Second, I really wanted to express my view of how fragile our Microsoft product processes were compared to other industries. We lacked a process to plan and commit that was uniform enough to enable collaboration across products. The plans that were in place were hardly more than sketches. When collaborations between groups did happen (I used Office 97’s work on Visual Basic as an example), they were efforts where personality overcame the organizational and planning hurdles.
Beyond that, the enterprise sales efforts took it as a given that selling the Microsoft enterprise platform meant selling the next release, making the release of the product, with contents as marketed, even more important. This introduced a fragility into the product development process. If something was discovered or learned, or a new customer understanding, then it was added to the schedule, but without changing any of the milestones or goals. If a product is late, it should be obvious adding more only made it later—every single developer new-hire received a copy of Frederick Brook’s The Mythical Man-Month, the established canon on software development processes. Yet the most critical teams were solving key customer satisfaction problems by just adding more code, later in the project, and dealing with that issue even further down the road. The new inability to cut features to make room for other features of a higher priority was a guarantee for even more fragile schedules.
It was this type of work process that made everything going on seem to hang by a thin thread, on the verge of spiraling out of control, if it was even under control in the first place. I tried to paint a picture for SteveB of “You want me on that wall. You need me on that wall.” I would not be exaggerating to say my tone was not that far off from the courtroom speech immortalized in the film A Few Good Men that every team probably saw for movie night.
I left the office feeling that what I said did not resonate. In fact, I felt like the idea of hanging on by a thin thread, which I viewed as a negative, was seen by SteveB in a more positive light. Almost like living on the edge was cool. Years later, the Windows Vista project frequently reminded me of this conversation, and frankly any number of projects between that summer of 1998 and the next decade.
Still, the tone that was set was not great. My monologue had not helped. I was already in (or put myself in) a penalty box, it seemed. The rest of the meeting was uncomfortable for me. I did not do well.

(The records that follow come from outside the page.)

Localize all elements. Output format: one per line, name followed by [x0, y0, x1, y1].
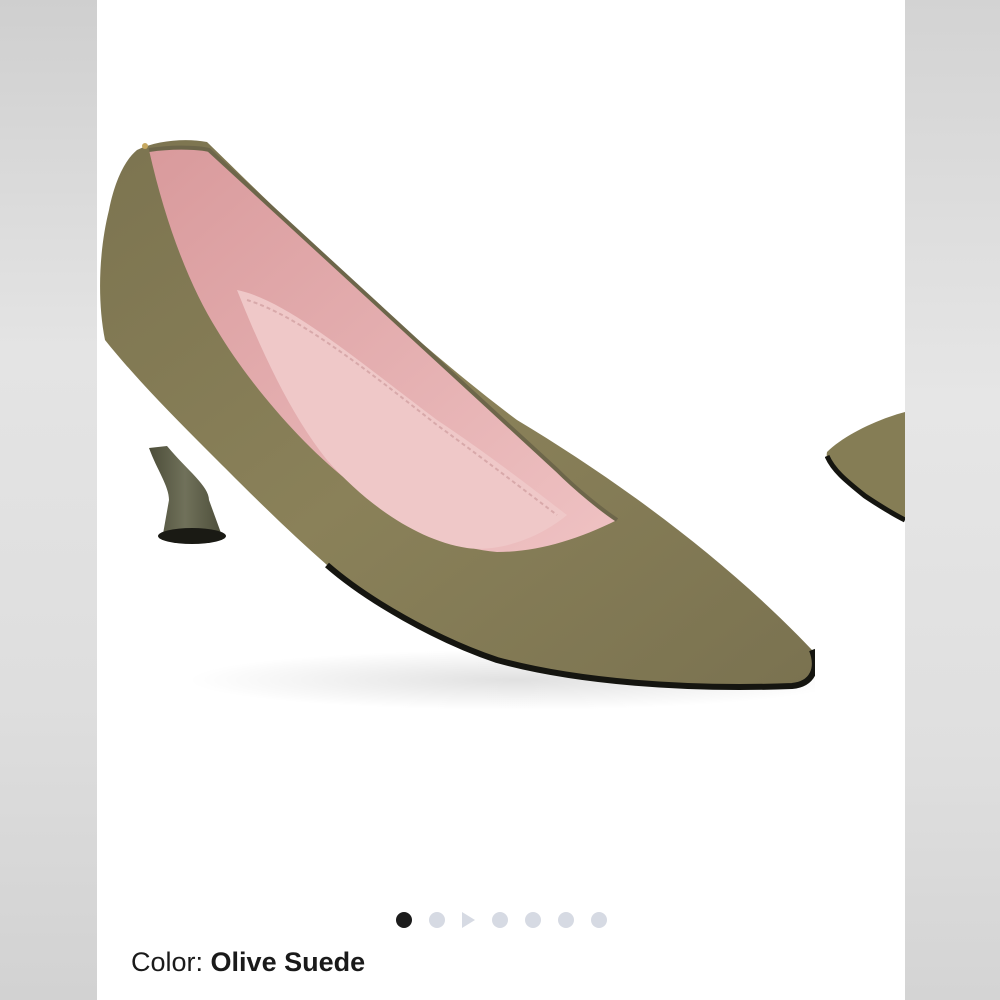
carousel-dot-1[interactable]	[395, 912, 412, 928]
next-shoe-toe-image	[825, 412, 905, 523]
carousel-dot-4[interactable]	[491, 912, 508, 928]
color-value: Olive Suede	[210, 947, 366, 977]
carousel-pagination	[97, 906, 905, 934]
blurred-left-background	[0, 0, 97, 1000]
blurred-right-background	[905, 0, 1000, 1000]
product-image-viewer: Color: Olive Suede	[97, 0, 905, 1000]
slide-separator	[815, 0, 825, 890]
olive-suede-pump-image	[100, 140, 815, 710]
carousel-dot-5[interactable]	[524, 912, 541, 928]
selected-color: Color: Olive Suede	[131, 947, 365, 978]
color-label: Color:	[131, 947, 204, 977]
carousel-video-play-icon[interactable]	[461, 912, 475, 928]
carousel-dot-2[interactable]	[428, 912, 445, 928]
carousel-dot-6[interactable]	[557, 912, 574, 928]
product-image-main[interactable]	[97, 0, 815, 890]
carousel-dot-7[interactable]	[590, 912, 607, 928]
product-image-next-preview[interactable]	[825, 0, 905, 890]
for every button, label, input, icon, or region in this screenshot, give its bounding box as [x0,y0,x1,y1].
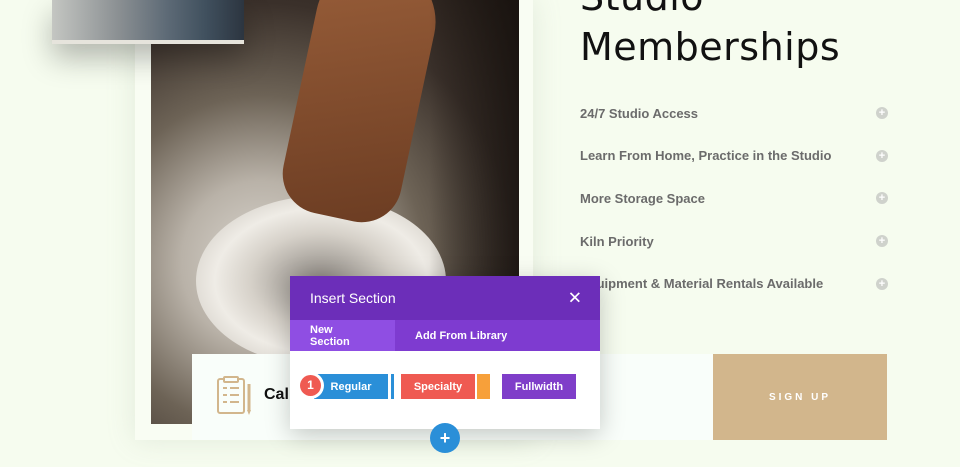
page-title: Studio Memberships [580,0,841,69]
feature-label: More Storage Space [580,190,705,206]
feature-item[interactable]: Equipment & Material Rentals Available + [580,262,888,305]
feature-label: Learn From Home, Practice in the Studio [580,148,832,164]
plus-circle-icon[interactable]: + [876,149,888,162]
tab-add-from-library[interactable]: Add From Library [395,320,527,351]
regular-section-button[interactable]: Regular [314,374,394,399]
checklist-icon [217,376,251,415]
regular-label: Regular [330,380,372,393]
close-icon[interactable]: ✕ [568,290,582,307]
pottery-thumbnail-image [52,0,244,44]
specialty-section-button[interactable]: Specialty [401,374,490,399]
add-section-icon[interactable]: + [430,423,460,453]
specialty-column-marker [477,374,490,399]
step-badge: 1 [300,375,321,396]
feature-label: Kiln Priority [580,233,654,249]
feature-item[interactable]: Kiln Priority + [580,220,888,263]
fullwidth-section-button[interactable]: Fullwidth [502,374,576,399]
feature-item[interactable]: More Storage Space + [580,177,888,220]
photo-hand-shape [275,0,447,230]
insert-section-modal: Insert Section ✕ New Section Add From Li… [290,276,600,429]
signup-button[interactable]: SIGN UP [713,354,887,440]
plus-circle-icon[interactable]: + [876,107,888,120]
plus-circle-icon[interactable]: + [876,277,888,290]
features-list: 24/7 Studio Access + Learn From Home, Pra… [580,92,888,305]
feature-item[interactable]: Learn From Home, Practice in the Studio + [580,135,888,178]
specialty-label: Specialty [413,380,463,393]
feature-label: 24/7 Studio Access [580,105,699,121]
plus-circle-icon[interactable]: + [876,192,888,205]
modal-body: 1 Regular Specialty Fullwidth [290,351,600,429]
modal-title: Insert Section [310,290,396,306]
regular-column-marker [391,374,394,399]
feature-label: Equipment & Material Rentals Available [580,276,824,292]
tab-new-section[interactable]: New Section [290,320,395,351]
cta-text: Call [264,386,294,403]
modal-header: Insert Section ✕ [290,276,600,320]
feature-item[interactable]: 24/7 Studio Access + [580,92,888,135]
modal-tabs: New Section Add From Library [290,320,600,351]
plus-circle-icon[interactable]: + [876,235,888,248]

As the conversation continued and Steve started talking more about the organization and how he saw things. The framework he laid out made it abundantly clear (even) to me that he was already planning a reorg. It would have been naïve to think there would be no reorg with such a big change at the top, especially since the field organization all but formalized a yearly shuffle to align for the fiscal year. I thought to myself, when your new exec offers observations on the organization, the next step is an org change. Words to live by in the corporate world.
There would be a reorg halfway through the fiscal year but it would be talked about for months leading up to it.
I walked back to building 17 to focus on shipping Office9.
"Pete Higgings" makes an appearance! (in Seattle Times article)
I don't mean to offend anyone, but from the outside, Steve looked like a 🤡. I am sure the view from the inside looked very different. One of our VCs said never let a sales person run a company. I tend to agree, maybe I am mistaken seeing Stave as sales person. My apologies to anyone I might have offended including Steve, just wanted to share a view from the outside.